The man who pleaded guilty in 2014 to the 1976 killing of Blanche M. Kimball of Augusta died Wednesday at PenBay Medical Center in Rockport, according to a news release from the Maine Department of Corrections.

Gary S. Raub, 67, had served about two years of a 20-year sentence for criminal homicide in the second degree at the time of his death.

Raub was charged in October 2012 with criminal homicide in the first degree, the equivalent to today’s murder charge. At the time, he was homeless and living on the streets in the university district of Seattle, Washington.

The charge followed an undercover sting in which Seattle detectives got Raub’s DNA by paying him $5 to participate in what they told him was a chewing gum survey.

He was later extradited to Maine to face the criminal homicide charge.

The charge against Raub originally said he “knowingly inflicted great physical suffering” while intending to kill Kimball, a 70-year-old retired dental technician and practical nurse who took in boarders.

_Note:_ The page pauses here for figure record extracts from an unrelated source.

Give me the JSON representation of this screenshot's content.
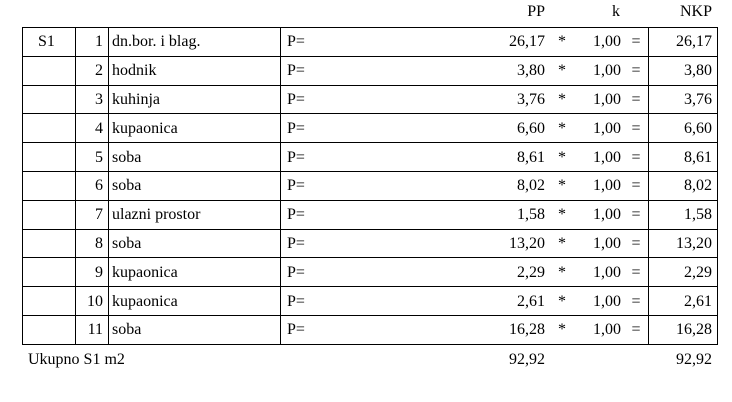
{
  "header": {
    "columns": [
      "PP",
      "k",
      "NKP"
    ]
  },
  "table": {
    "group": "S1",
    "rows": [
      [
        "1",
        "dn.bor. i blag.",
        "P=",
        "26,17",
        "*",
        "1,00",
        "=",
        "26,17"
      ],
      [
        "2",
        "hodnik",
        "P=",
        "3,80",
        "*",
        "1,00",
        "=",
        "3,80"
      ],
      [
        "3",
        "kuhinja",
        "P=",
        "3,76",
        "*",
        "1,00",
        "=",
        "3,76"
      ],
      [
        "4",
        "kupaonica",
        "P=",
        "6,60",
        "*",
        "1,00",
        "=",
        "6,60"
      ],
      [
        "5",
        "soba",
        "P=",
        "8,61",
        "*",
        "1,00",
        "=",
        "8,61"
      ],
      [
        "6",
        "soba",
        "P=",
        "8,02",
        "*",
        "1,00",
        "=",
        "8,02"
      ],
      [
        "7",
        "ulazni prostor",
        "P=",
        "1,58",
        "*",
        "1,00",
        "=",
        "1,58"
      ],
      [
        "8",
        "soba",
        "P=",
        "13,20",
        "*",
        "1,00",
        "=",
        "13,20"
      ],
      [
        "9",
        "kupaonica",
        "P=",
        "2,29",
        "*",
        "1,00",
        "=",
        "2,29"
      ],
      [
        "10",
        "kupaonica",
        "P=",
        "2,61",
        "*",
        "1,00",
        "=",
        "2,61"
      ],
      [
        "11",
        "soba",
        "P=",
        "16,28",
        "*",
        "1,00",
        "=",
        "16,28"
      ]
    ]
  },
  "total": {
    "label": "Ukupno S1 m2",
    "pp": "92,92",
    "nkp": "92,92"
  }
}
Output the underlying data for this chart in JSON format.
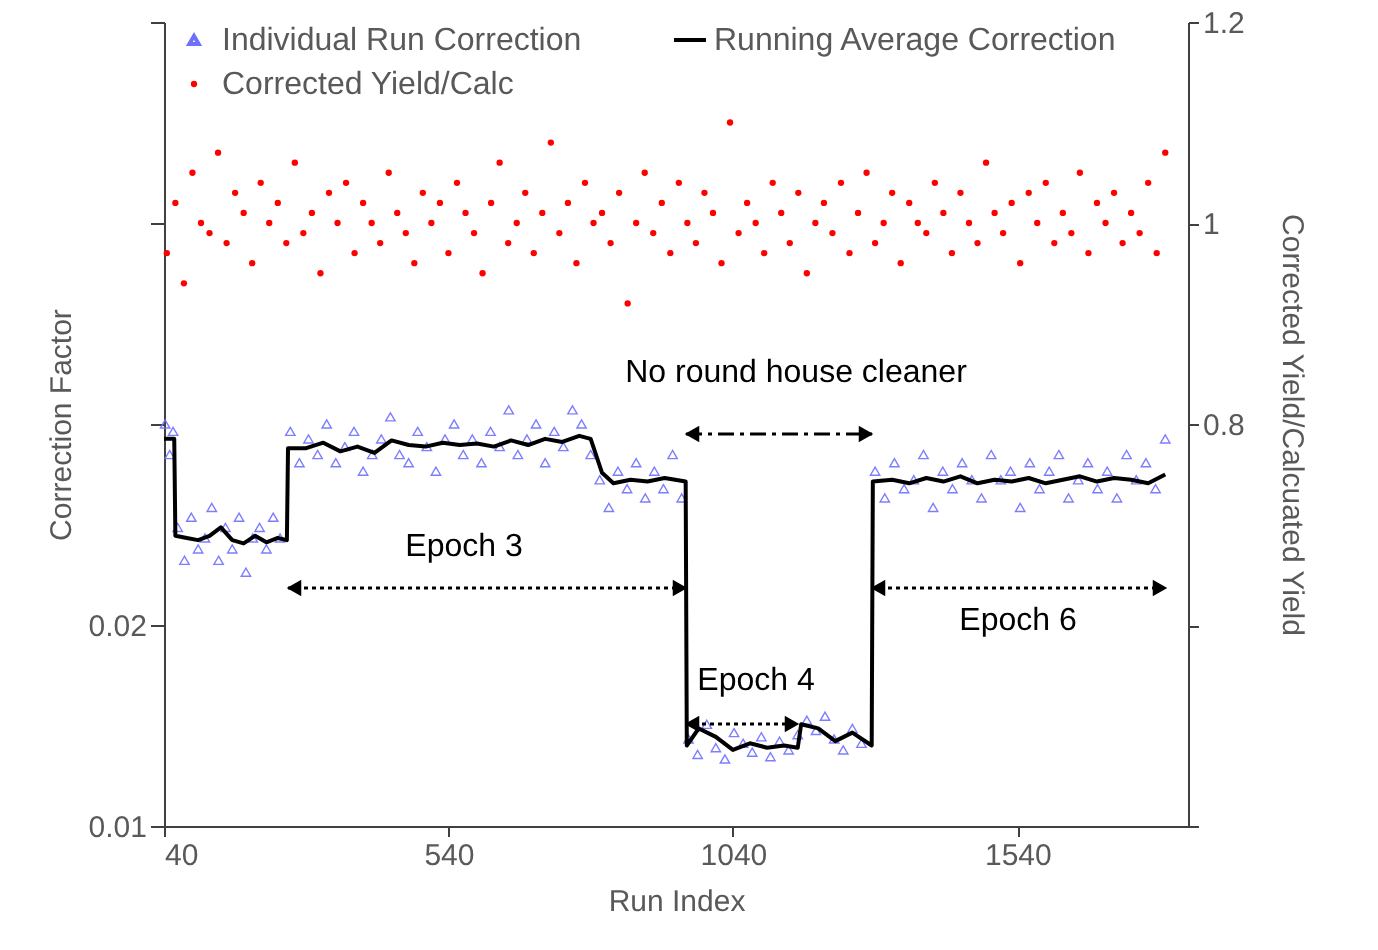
{
  "chart_data": {
    "type": "scatter",
    "log": "y",
    "xlabel": "Run Index",
    "ylabel": "Correction Factor",
    "y2label": "Corrected Yield/Calcuated Yield",
    "xlim": [
      40,
      1840
    ],
    "xticks": [
      40,
      540,
      1040,
      1540
    ],
    "ylim": [
      0.01,
      0.16
    ],
    "yticks": [
      0.01,
      0.02,
      {
        "value": 0.04,
        "label": null
      },
      {
        "value": 0.08,
        "label": null
      },
      {
        "value": 0.16,
        "label": null
      }
    ],
    "y2lim": [
      0.4,
      1.2
    ],
    "y2ticks": [
      {
        "value": 0.4,
        "label": null
      },
      {
        "value": 0.6,
        "label": null
      },
      0.8,
      1,
      1.2
    ],
    "grid": false,
    "legend": "top",
    "series": [
      {
        "name": "Individual Run Correction",
        "marker": "triangle",
        "color": "#7070ff",
        "x": [
          42,
          50,
          56,
          64,
          76,
          88,
          100,
          112,
          124,
          136,
          148,
          160,
          172,
          184,
          196,
          208,
          220,
          232,
          244,
          262,
          278,
          294,
          310,
          326,
          342,
          358,
          374,
          390,
          406,
          422,
          438,
          454,
          470,
          486,
          502,
          518,
          534,
          550,
          566,
          582,
          598,
          614,
          630,
          646,
          662,
          678,
          694,
          710,
          726,
          742,
          758,
          774,
          790,
          806,
          822,
          838,
          854,
          870,
          886,
          902,
          918,
          934,
          950,
          962,
          978,
          994,
          1010,
          1026,
          1042,
          1058,
          1074,
          1090,
          1106,
          1122,
          1138,
          1154,
          1170,
          1186,
          1202,
          1218,
          1234,
          1250,
          1266,
          1290,
          1307,
          1324,
          1341,
          1358,
          1375,
          1392,
          1409,
          1426,
          1443,
          1460,
          1477,
          1494,
          1511,
          1528,
          1545,
          1562,
          1579,
          1596,
          1613,
          1630,
          1647,
          1664,
          1681,
          1698,
          1715,
          1732,
          1749,
          1766,
          1783,
          1800
        ],
        "values": [
          0.04,
          0.036,
          0.039,
          0.028,
          0.025,
          0.029,
          0.026,
          0.027,
          0.03,
          0.025,
          0.028,
          0.026,
          0.029,
          0.024,
          0.027,
          0.028,
          0.026,
          0.029,
          0.027,
          0.039,
          0.035,
          0.038,
          0.036,
          0.04,
          0.035,
          0.037,
          0.039,
          0.034,
          0.036,
          0.038,
          0.041,
          0.036,
          0.035,
          0.039,
          0.037,
          0.034,
          0.038,
          0.04,
          0.036,
          0.038,
          0.035,
          0.039,
          0.037,
          0.042,
          0.036,
          0.038,
          0.04,
          0.035,
          0.039,
          0.037,
          0.042,
          0.04,
          0.036,
          0.033,
          0.03,
          0.034,
          0.032,
          0.035,
          0.031,
          0.034,
          0.032,
          0.036,
          0.031,
          0.0135,
          0.0128,
          0.0142,
          0.0131,
          0.0126,
          0.0138,
          0.0133,
          0.0129,
          0.0136,
          0.0127,
          0.0134,
          0.013,
          0.0137,
          0.0144,
          0.0139,
          0.0146,
          0.0135,
          0.013,
          0.014,
          0.0133,
          0.034,
          0.031,
          0.035,
          0.032,
          0.033,
          0.036,
          0.03,
          0.034,
          0.032,
          0.035,
          0.033,
          0.031,
          0.036,
          0.033,
          0.034,
          0.03,
          0.035,
          0.032,
          0.034,
          0.036,
          0.031,
          0.033,
          0.035,
          0.032,
          0.034,
          0.031,
          0.036,
          0.033,
          0.035,
          0.032,
          0.038
        ]
      },
      {
        "name": "Running Average Correction",
        "type": "line",
        "marker": "none",
        "color": "#000000",
        "x": [
          40,
          58,
          60,
          80,
          100,
          120,
          140,
          160,
          180,
          200,
          220,
          240,
          256,
          258,
          290,
          320,
          350,
          380,
          410,
          440,
          470,
          500,
          530,
          560,
          590,
          620,
          650,
          680,
          710,
          740,
          770,
          790,
          810,
          830,
          860,
          890,
          920,
          957,
          959,
          980,
          1010,
          1040,
          1070,
          1100,
          1130,
          1154,
          1160,
          1190,
          1220,
          1250,
          1284,
          1286,
          1320,
          1350,
          1380,
          1410,
          1440,
          1470,
          1500,
          1530,
          1560,
          1590,
          1620,
          1650,
          1680,
          1710,
          1740,
          1770,
          1800
        ],
        "values": [
          0.038,
          0.038,
          0.0272,
          0.027,
          0.0268,
          0.0272,
          0.028,
          0.0268,
          0.0265,
          0.0272,
          0.0266,
          0.027,
          0.0268,
          0.0368,
          0.0368,
          0.0375,
          0.0364,
          0.037,
          0.0362,
          0.0378,
          0.0372,
          0.037,
          0.0375,
          0.0372,
          0.0374,
          0.037,
          0.0378,
          0.0372,
          0.038,
          0.0376,
          0.0384,
          0.038,
          0.0338,
          0.0326,
          0.033,
          0.0328,
          0.0332,
          0.0328,
          0.0132,
          0.014,
          0.0136,
          0.013,
          0.0133,
          0.0131,
          0.0132,
          0.0131,
          0.0142,
          0.014,
          0.0134,
          0.0138,
          0.0132,
          0.0328,
          0.033,
          0.0326,
          0.0332,
          0.0328,
          0.0334,
          0.0326,
          0.033,
          0.0328,
          0.0332,
          0.0326,
          0.033,
          0.0334,
          0.0328,
          0.0332,
          0.033,
          0.0326,
          0.0336
        ]
      },
      {
        "name": "Corrected Yield/Calc",
        "marker": "circle",
        "color": "#ff0000",
        "axis": "y2",
        "x": [
          45,
          60,
          75,
          90,
          105,
          120,
          135,
          150,
          165,
          180,
          195,
          210,
          225,
          240,
          255,
          270,
          285,
          300,
          315,
          330,
          345,
          360,
          375,
          390,
          405,
          420,
          435,
          450,
          465,
          480,
          495,
          510,
          525,
          540,
          555,
          570,
          585,
          600,
          615,
          630,
          645,
          660,
          675,
          690,
          705,
          720,
          735,
          750,
          765,
          780,
          795,
          810,
          825,
          840,
          855,
          870,
          885,
          900,
          915,
          930,
          945,
          960,
          975,
          990,
          1005,
          1020,
          1035,
          1050,
          1065,
          1080,
          1095,
          1110,
          1125,
          1140,
          1155,
          1170,
          1185,
          1200,
          1215,
          1230,
          1245,
          1260,
          1275,
          1290,
          1305,
          1320,
          1335,
          1350,
          1365,
          1380,
          1395,
          1410,
          1425,
          1440,
          1455,
          1470,
          1485,
          1500,
          1515,
          1530,
          1545,
          1560,
          1575,
          1590,
          1605,
          1620,
          1635,
          1650,
          1665,
          1680,
          1695,
          1710,
          1725,
          1740,
          1755,
          1770,
          1785,
          1800
        ],
        "values": [
          0.97,
          1.02,
          0.94,
          1.05,
          1.0,
          0.99,
          1.07,
          0.98,
          1.03,
          1.01,
          0.96,
          1.04,
          1.0,
          1.02,
          0.98,
          1.06,
          0.99,
          1.01,
          0.95,
          1.03,
          1.0,
          1.04,
          0.97,
          1.02,
          1.0,
          0.98,
          1.05,
          1.01,
          0.99,
          0.96,
          1.03,
          1.0,
          1.02,
          0.97,
          1.04,
          1.01,
          0.99,
          0.95,
          1.02,
          1.06,
          0.98,
          1.0,
          1.03,
          0.97,
          1.01,
          1.08,
          0.99,
          1.02,
          0.96,
          1.04,
          1.0,
          1.01,
          0.98,
          1.03,
          0.92,
          1.0,
          1.05,
          0.99,
          1.02,
          0.97,
          1.04,
          1.0,
          0.98,
          1.03,
          1.01,
          0.96,
          1.1,
          0.99,
          1.02,
          1.0,
          0.97,
          1.04,
          1.01,
          0.98,
          1.03,
          0.95,
          1.0,
          1.02,
          0.99,
          1.04,
          0.97,
          1.01,
          1.05,
          0.98,
          1.0,
          1.03,
          0.96,
          1.02,
          1.0,
          0.99,
          1.04,
          1.01,
          0.97,
          1.03,
          1.0,
          0.98,
          1.06,
          1.01,
          0.99,
          1.02,
          0.96,
          1.03,
          1.0,
          1.04,
          0.98,
          1.01,
          0.99,
          1.05,
          0.97,
          1.02,
          1.0,
          1.03,
          0.98,
          1.01,
          0.99,
          1.04,
          0.97,
          1.07
        ]
      }
    ],
    "annotations": [
      "Epoch 3",
      "Epoch 4",
      "Epoch 6",
      "No round house cleaner"
    ]
  }
}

In 1976, Raub, under the name Gary Wilson, lived in Kimball’s 352 State St. home for a short time. He was questioned by police after Kimball’s body was discovered in early June 1976, but denied any involvement.

In a 2014 jailhouse interview with the Kennebec Journal, Raub said he had no memory of the incident, but he “pled guilty because it must have happened.”

He also indicated in the interview that he had medical problems, including trouble with his equilibrium.

At the time of his arrest in 2012, Maine State Police said it was the oldest unsolved homicide case to result in charges in state history.

The state police and the medical examiner are reviewing the death, as is protocol when a prisoner dies while in the custody of the corrections department.